CpG islands (CGIs) represent a conserved DNA sequence class found at vertebrate gene regulatory elements. CGIs are characterised by sequence features compatible with transcriptional activation including: elevated CpG density, GC content and presence of transcription factor binding sites (TFBS). Additionally, CGIs lack DNA methylation (5-methylcytosine, 5mC), a chemical modification to DNA associated with gene silencing. CGIs have largely been studied in hypermethylated vertebrate genomes, where lack of 5mC is a defining feature. However, it is unclear whether 5mC is the primary driving force behind CGI evolution and regulatory function. Unlike vertebrate genomes, invertebrate genomes are typically sparsely methylated, thus the possibility of invertebrate genomes containing CGIs has not been greatly considered. This study aims to establish whether CGIs are a vertebrate-specific innovation, or if they are a deeply conserved feature of metazoan regulatory elements that exist independently of 5mC.
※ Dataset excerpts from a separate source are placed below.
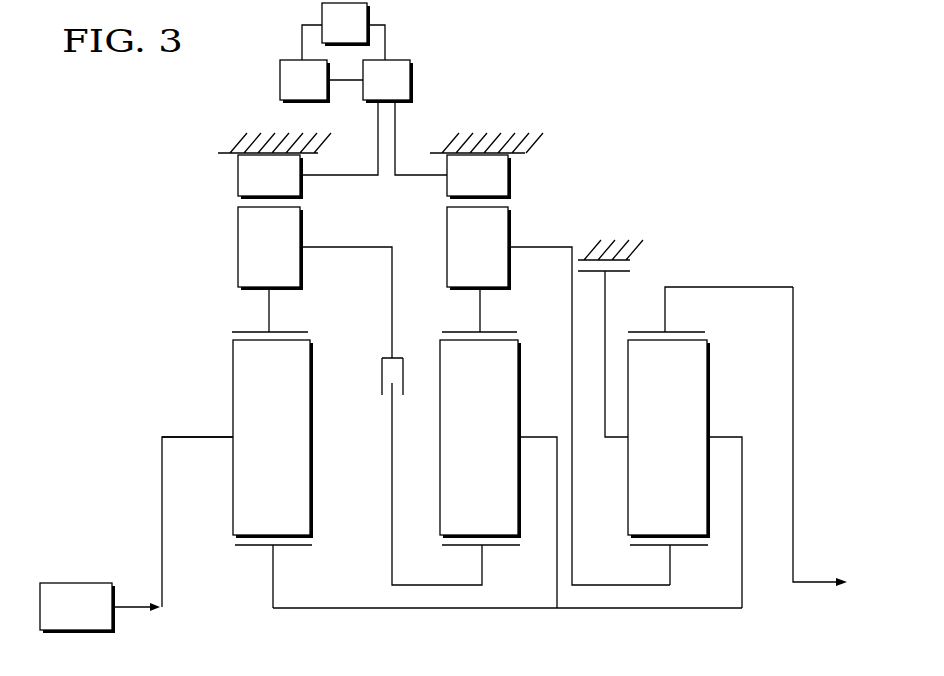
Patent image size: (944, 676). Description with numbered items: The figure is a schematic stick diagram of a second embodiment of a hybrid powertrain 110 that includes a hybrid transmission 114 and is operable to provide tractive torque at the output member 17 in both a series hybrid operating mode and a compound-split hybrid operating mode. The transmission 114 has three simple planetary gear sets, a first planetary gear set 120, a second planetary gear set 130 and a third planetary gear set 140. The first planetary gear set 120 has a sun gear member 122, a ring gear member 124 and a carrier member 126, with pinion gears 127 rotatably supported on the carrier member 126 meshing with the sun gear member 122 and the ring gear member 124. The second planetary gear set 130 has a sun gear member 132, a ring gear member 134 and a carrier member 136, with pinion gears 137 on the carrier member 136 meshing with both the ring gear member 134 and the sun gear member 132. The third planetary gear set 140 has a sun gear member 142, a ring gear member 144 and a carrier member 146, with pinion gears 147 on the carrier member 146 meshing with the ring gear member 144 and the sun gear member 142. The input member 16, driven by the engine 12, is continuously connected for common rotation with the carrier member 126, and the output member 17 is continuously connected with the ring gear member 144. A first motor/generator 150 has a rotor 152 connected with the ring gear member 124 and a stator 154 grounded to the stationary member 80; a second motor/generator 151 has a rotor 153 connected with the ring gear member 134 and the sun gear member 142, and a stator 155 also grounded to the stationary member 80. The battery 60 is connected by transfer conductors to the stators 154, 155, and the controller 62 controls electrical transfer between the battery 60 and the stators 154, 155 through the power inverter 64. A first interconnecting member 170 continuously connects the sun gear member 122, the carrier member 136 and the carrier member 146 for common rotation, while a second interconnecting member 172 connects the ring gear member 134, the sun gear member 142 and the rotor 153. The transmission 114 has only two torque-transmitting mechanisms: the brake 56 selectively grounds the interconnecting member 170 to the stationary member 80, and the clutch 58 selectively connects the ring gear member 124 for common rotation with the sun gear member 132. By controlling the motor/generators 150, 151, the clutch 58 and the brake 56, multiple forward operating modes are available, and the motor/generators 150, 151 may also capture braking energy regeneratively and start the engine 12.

The engine 12 is at (65, 617).
The input member 16 is at (135, 606).
The output member 17 is at (809, 582).
The brake 56 is at (642, 264).
The clutch 58 is at (384, 404).
The battery 60 is at (333, 33).
The controller 62 is at (292, 90).
The power inverter 64 is at (375, 90).
The stationary member 80 is at (236, 144).
The hybrid powertrain 110 is at (100, 320).
The hybrid transmission 114 is at (684, 157).
The first planetary gear set 120 is at (245, 468).
The sun gear member 122 is at (293, 546).
The ring gear member 124 is at (250, 330).
The carrier member 126 is at (197, 435).
The pinion gears 127 is at (255, 450).
The second planetary gear set 130 is at (489, 466).
The sun gear member 132 is at (495, 546).
The ring gear member 134 is at (489, 330).
The carrier member 136 is at (537, 436).
The pinion gears 137 is at (463, 450).
The third planetary gear set 140 is at (650, 446).
The sun gear member 142 is at (683, 547).
The ring gear member 144 is at (648, 330).
The carrier member 146 is at (725, 437).
The pinion gears 147 is at (652, 450).
The first motor/generator 150 is at (230, 222).
The second motor/generator 151 is at (433, 222).
The rotor 152 is at (254, 257).
The rotor 153 is at (462, 257).
The stator 154 is at (254, 186).
The stator 155 is at (462, 186).
The first interconnecting member 170 is at (520, 609).
The second interconnecting member 172 is at (646, 609).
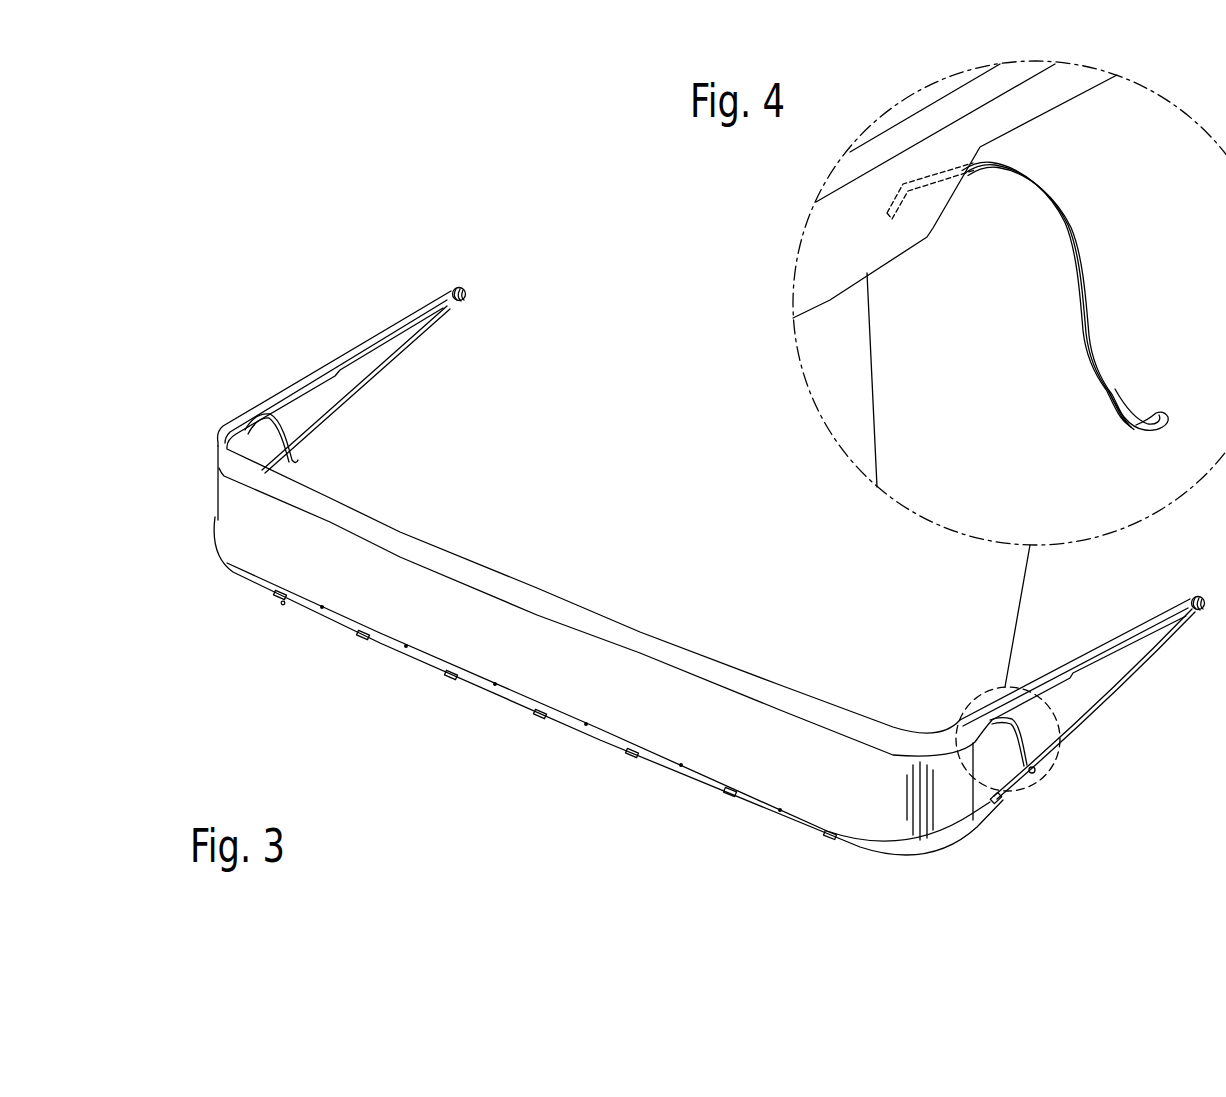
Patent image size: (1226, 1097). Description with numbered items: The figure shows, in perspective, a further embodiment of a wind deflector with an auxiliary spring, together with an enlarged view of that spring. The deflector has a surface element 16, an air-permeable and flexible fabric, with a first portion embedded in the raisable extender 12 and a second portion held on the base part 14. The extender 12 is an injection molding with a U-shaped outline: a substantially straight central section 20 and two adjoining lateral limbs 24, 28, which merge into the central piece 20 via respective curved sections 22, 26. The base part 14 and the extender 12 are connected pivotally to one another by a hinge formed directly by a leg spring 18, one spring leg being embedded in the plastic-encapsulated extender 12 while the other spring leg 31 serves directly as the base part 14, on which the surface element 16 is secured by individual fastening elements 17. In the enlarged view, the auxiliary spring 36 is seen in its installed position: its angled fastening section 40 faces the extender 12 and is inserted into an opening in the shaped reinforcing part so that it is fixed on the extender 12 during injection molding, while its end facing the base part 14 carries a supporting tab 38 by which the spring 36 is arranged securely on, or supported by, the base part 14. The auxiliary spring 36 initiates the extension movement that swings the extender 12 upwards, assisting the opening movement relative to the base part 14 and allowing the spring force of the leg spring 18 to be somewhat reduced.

In FIG. 3, the extender 12 is at (712, 650).
In FIG. 3, the base part 14 is at (612, 745).
In FIG. 3, the surface element 16 is at (775, 785).
In FIG. 3, the fastening elements 17 is at (362, 640).
In FIG. 3, the leg spring 18 is at (467, 296).
In FIG. 3, the central section 20 is at (536, 587).
In FIG. 3, the curved section 22 is at (950, 723).
In FIG. 3, the lateral limb 24 is at (1138, 637).
In FIG. 4, the lateral limb 24 is at (1072, 85).
In FIG. 3, the curved section 26 is at (218, 427).
In FIG. 3, the lateral limb 28 is at (353, 358).
In FIG. 3, the spring leg 31 is at (1108, 701).
In FIG. 3, the auxiliary spring 36 is at (280, 430).
In FIG. 4, the auxiliary spring 36 is at (1090, 297).
In FIG. 4, the supporting tab 38 is at (1160, 411).
In FIG. 4, the angled fastening section 40 is at (903, 205).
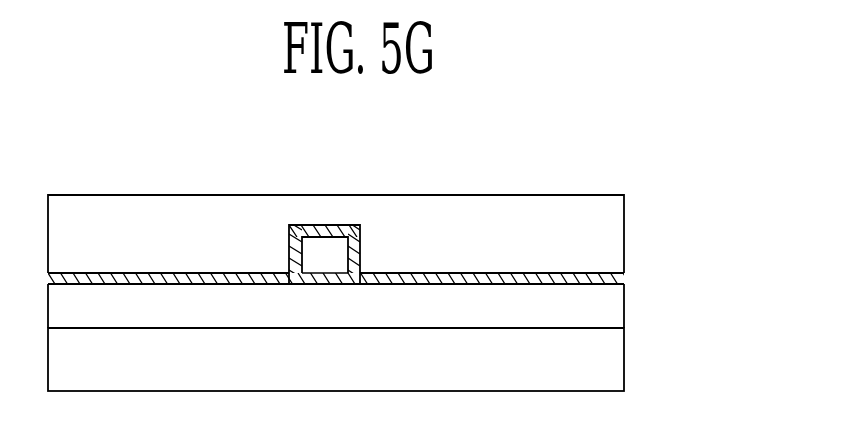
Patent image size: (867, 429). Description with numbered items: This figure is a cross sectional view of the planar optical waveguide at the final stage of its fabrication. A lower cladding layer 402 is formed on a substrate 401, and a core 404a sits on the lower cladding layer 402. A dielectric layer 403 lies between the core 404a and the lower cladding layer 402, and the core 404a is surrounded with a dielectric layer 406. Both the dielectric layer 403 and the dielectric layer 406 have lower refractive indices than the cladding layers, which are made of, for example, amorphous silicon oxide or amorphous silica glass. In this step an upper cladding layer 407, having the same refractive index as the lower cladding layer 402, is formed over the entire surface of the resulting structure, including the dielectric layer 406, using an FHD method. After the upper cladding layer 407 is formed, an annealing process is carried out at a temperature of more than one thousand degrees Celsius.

The substrate 401 is at (613, 360).
The lower cladding layer 402 is at (613, 316).
The dielectric layer 403 is at (319, 278).
The core 404a is at (341, 247).
The dielectric layer 406 is at (613, 278).
The upper cladding layer 407 is at (613, 230).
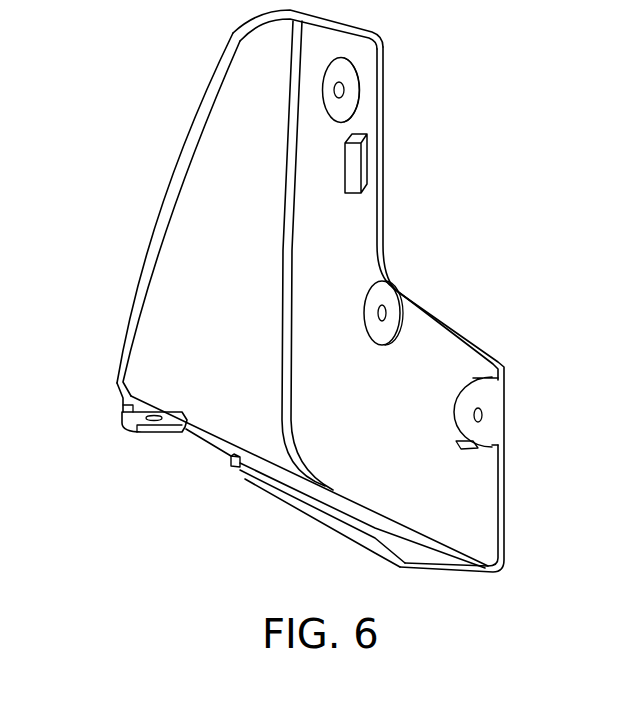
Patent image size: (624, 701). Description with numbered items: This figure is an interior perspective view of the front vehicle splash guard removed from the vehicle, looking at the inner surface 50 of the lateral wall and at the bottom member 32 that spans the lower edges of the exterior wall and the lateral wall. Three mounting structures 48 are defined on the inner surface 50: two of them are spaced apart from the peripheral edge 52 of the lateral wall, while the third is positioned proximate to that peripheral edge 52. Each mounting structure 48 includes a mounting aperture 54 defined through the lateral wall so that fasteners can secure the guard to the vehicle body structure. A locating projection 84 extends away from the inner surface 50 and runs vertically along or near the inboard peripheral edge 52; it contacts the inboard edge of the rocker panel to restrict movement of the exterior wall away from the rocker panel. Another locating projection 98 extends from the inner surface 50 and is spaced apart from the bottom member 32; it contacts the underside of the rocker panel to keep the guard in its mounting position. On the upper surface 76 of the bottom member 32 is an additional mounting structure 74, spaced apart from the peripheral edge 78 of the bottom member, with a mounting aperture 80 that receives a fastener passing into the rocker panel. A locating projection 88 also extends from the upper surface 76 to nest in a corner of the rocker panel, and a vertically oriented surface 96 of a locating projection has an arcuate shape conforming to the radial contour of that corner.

The bottom member 32 is at (280, 492).
The mounting structure 48 is at (344, 73).
The inner surface 50 is at (343, 227).
The peripheral edge 52 is at (461, 337).
The mounting aperture 54 is at (345, 92).
The additional mounting structure 74 is at (155, 433).
The upper surface 76 is at (187, 416).
The peripheral edge 78 is at (236, 470).
The mounting aperture 80 is at (157, 414).
The locating projection 84 is at (358, 160).
The locating projection 88 is at (112, 410).
The vertically oriented surface 96 is at (120, 405).
The locating projection 98 is at (477, 449).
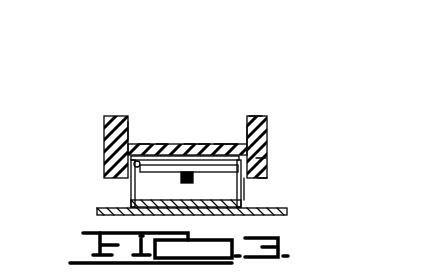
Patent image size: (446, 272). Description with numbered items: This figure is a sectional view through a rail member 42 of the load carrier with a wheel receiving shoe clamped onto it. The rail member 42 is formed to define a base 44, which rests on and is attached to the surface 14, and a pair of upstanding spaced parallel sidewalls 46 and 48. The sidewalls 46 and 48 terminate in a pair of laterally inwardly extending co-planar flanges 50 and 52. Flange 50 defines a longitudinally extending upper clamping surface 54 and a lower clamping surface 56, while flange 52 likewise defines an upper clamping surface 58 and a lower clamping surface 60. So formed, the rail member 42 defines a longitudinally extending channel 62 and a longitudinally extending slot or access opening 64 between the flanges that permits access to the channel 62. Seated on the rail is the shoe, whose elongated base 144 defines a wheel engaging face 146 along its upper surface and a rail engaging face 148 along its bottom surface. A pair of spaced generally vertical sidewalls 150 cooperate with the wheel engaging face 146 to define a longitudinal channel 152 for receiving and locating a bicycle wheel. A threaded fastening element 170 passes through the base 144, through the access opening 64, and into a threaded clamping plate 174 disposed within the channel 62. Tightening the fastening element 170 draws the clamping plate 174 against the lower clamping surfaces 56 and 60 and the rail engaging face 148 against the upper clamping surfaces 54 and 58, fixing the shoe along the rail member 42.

The surface 14 is at (97, 212).
The rail member 42 is at (218, 192).
The base 44 is at (198, 208).
The sidewall 46 is at (130, 194).
The sidewall 48 is at (270, 170).
The flange 50 is at (162, 143).
The flange 52 is at (219, 143).
The upper clamping surface 54 is at (144, 143).
The lower clamping surface 56 is at (132, 166).
The upper clamping surface 58 is at (232, 143).
The lower clamping surface 60 is at (255, 118).
The channel 62 is at (245, 198).
The access opening 64 is at (204, 143).
The base 144 is at (182, 143).
The wheel engaging face 146 is at (130, 133).
The rail engaging face 148 is at (134, 162).
The sidewall 150 is at (104, 125).
The channel 152 is at (247, 125).
The threaded fastening element 170 is at (189, 143).
The clamping plate 174 is at (258, 158).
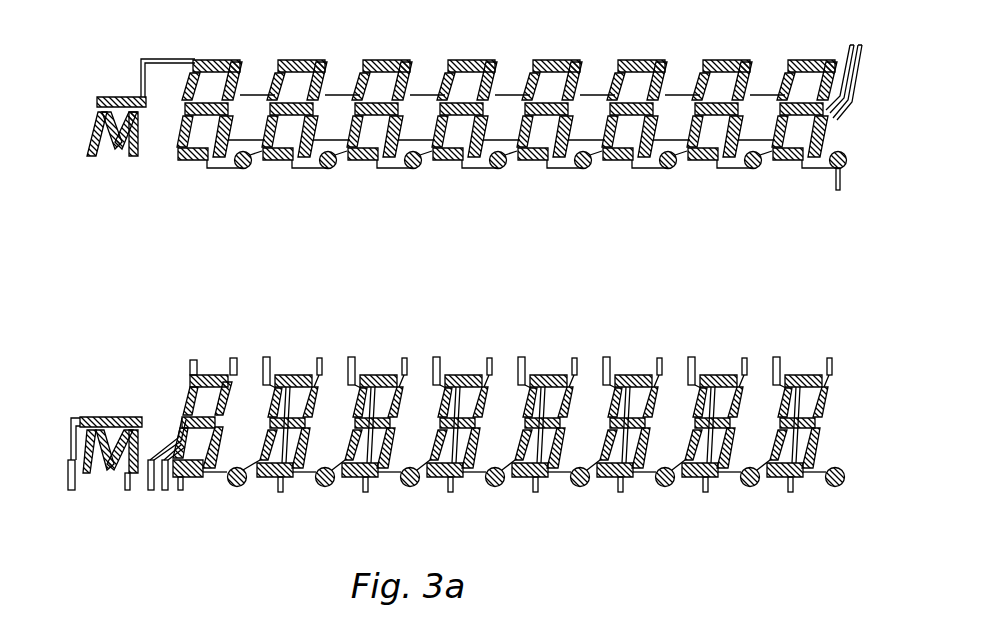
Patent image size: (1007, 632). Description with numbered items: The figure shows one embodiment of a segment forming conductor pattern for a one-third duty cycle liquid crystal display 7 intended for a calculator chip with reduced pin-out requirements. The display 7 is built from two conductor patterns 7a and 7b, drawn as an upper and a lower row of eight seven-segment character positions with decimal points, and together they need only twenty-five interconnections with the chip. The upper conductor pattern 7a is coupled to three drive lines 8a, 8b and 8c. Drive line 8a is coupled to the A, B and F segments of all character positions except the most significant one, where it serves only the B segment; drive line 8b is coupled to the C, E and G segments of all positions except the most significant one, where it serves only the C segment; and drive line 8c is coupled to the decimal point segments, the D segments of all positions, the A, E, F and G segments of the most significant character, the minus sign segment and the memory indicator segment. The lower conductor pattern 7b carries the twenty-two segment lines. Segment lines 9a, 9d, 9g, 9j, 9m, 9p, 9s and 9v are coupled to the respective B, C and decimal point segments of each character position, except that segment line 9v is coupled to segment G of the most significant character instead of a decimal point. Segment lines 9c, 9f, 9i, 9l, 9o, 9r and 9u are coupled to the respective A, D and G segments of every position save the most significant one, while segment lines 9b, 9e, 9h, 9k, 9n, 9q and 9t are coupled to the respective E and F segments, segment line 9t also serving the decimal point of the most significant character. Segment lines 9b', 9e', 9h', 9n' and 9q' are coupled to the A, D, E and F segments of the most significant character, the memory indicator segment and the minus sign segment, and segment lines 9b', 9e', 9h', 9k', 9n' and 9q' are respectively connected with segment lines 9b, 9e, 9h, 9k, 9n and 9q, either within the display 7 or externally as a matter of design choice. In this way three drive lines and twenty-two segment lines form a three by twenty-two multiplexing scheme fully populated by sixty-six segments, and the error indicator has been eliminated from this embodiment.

The liquid crystal display 7 is at (60, 270).
The conductor pattern 7a is at (40, 114).
The conductor pattern 7b is at (70, 436).
The drive line 8a is at (849, 48).
The drive line 8b is at (862, 50).
The drive line 8c is at (838, 190).
The segment line 9a is at (829, 358).
The segment line 9b is at (791, 349).
The segment line 9c is at (790, 492).
The segment line 9d is at (744, 358).
The segment line 9e is at (706, 349).
The segment line 9f is at (705, 492).
The segment line 9g is at (659, 358).
The segment line 9h is at (619, 349).
The segment line 9i is at (620, 492).
The segment line 9j is at (574, 358).
The segment line 9k is at (535, 349).
The segment line 9l is at (535, 492).
The segment line 9m is at (489, 358).
The segment line 9n is at (449, 349).
The segment line 9o is at (450, 492).
The segment line 9p is at (404, 358).
The segment line 9q is at (364, 349).
The segment line 9r is at (365, 492).
The segment line 9s is at (319, 358).
The segment line 9t is at (267, 357).
The segment line 9u is at (280, 492).
The segment line 9v is at (234, 358).
The segment line 9b' is at (199, 343).
The segment line 9e' is at (204, 508).
The segment line 9h' is at (169, 505).
The segment line 9k' is at (161, 478).
The segment line 9n' is at (117, 520).
The segment line 9q' is at (79, 499).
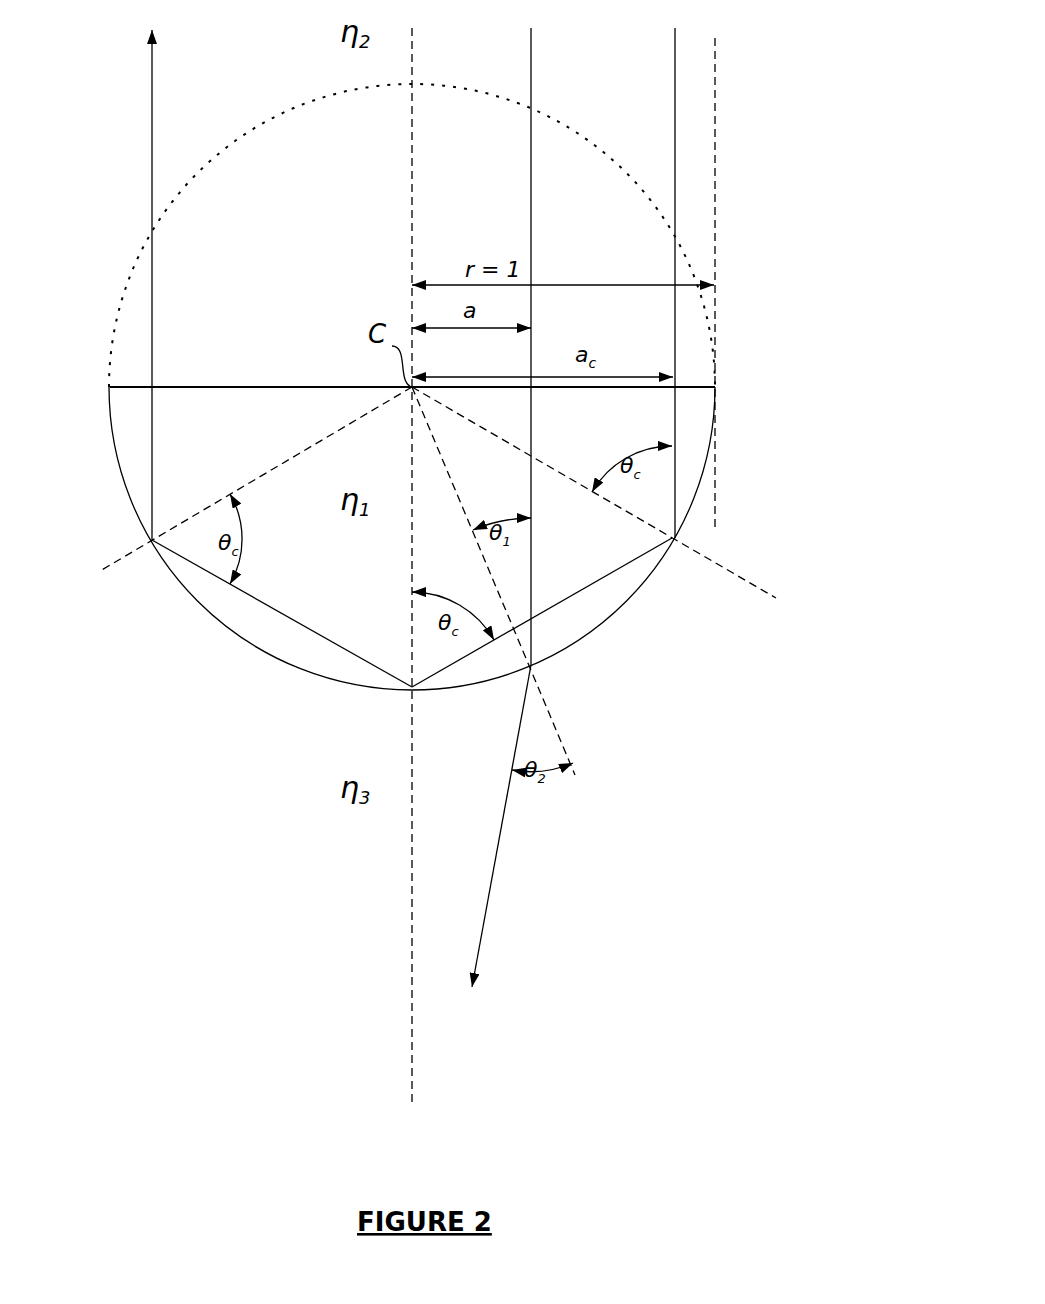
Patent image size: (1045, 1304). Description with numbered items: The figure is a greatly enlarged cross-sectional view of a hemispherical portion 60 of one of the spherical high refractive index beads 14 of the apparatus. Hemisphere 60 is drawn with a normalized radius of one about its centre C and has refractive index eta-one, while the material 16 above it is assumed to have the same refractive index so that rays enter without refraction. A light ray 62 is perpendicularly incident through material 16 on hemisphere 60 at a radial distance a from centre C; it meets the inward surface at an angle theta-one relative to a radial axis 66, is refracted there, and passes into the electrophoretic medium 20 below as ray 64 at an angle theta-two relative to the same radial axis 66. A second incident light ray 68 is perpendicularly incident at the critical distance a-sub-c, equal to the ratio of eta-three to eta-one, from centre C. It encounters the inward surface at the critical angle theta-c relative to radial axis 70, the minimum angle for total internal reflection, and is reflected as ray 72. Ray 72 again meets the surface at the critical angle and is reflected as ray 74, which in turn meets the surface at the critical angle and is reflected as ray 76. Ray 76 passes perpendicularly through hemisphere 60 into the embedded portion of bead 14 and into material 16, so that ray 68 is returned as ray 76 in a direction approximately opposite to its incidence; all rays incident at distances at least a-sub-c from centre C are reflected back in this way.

The spherical bead 14 is at (120, 332).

In this study, non-methylated CpG island-like sequences (NMIs) were isolated and sequenced from eight invertebrate species containing variable genomic 5mC using BioCAP-seq, a biochemical method based on protein affinity pulldown of CpG-rich DNA. Analysis of invertebrate NMI maps revealed increased CpG and GC content at NMIs compared to control regions of the genome. Enriched BioCAP-seq signal indicative of NMI presence was found at in silico predicted CGIs. Whole-genome bisulfite sequencing and ATAC-seq data validated that invertebrate NMIs are hypomethylated and associated with accessible chromatin, respectively. Promoter-associated NMIs were enriched in motifs corresponding to methyl-sensitive and chromatin remodelling TFBS and were more highly conserved than non-NMI promoters (phastCons score, p-value < 0.001), in line with decreased CpG mutation rates described at vertebrate CGIs.
In summary, invertebrate NMIs resemble vertebrate CGIs, challenging the assumption that 5mC is a major determinant of CGI function. Understanding the epigenetic factors necessary for CGI evolution will provide valuable insights into the fundamental mechanisms that control gene expression.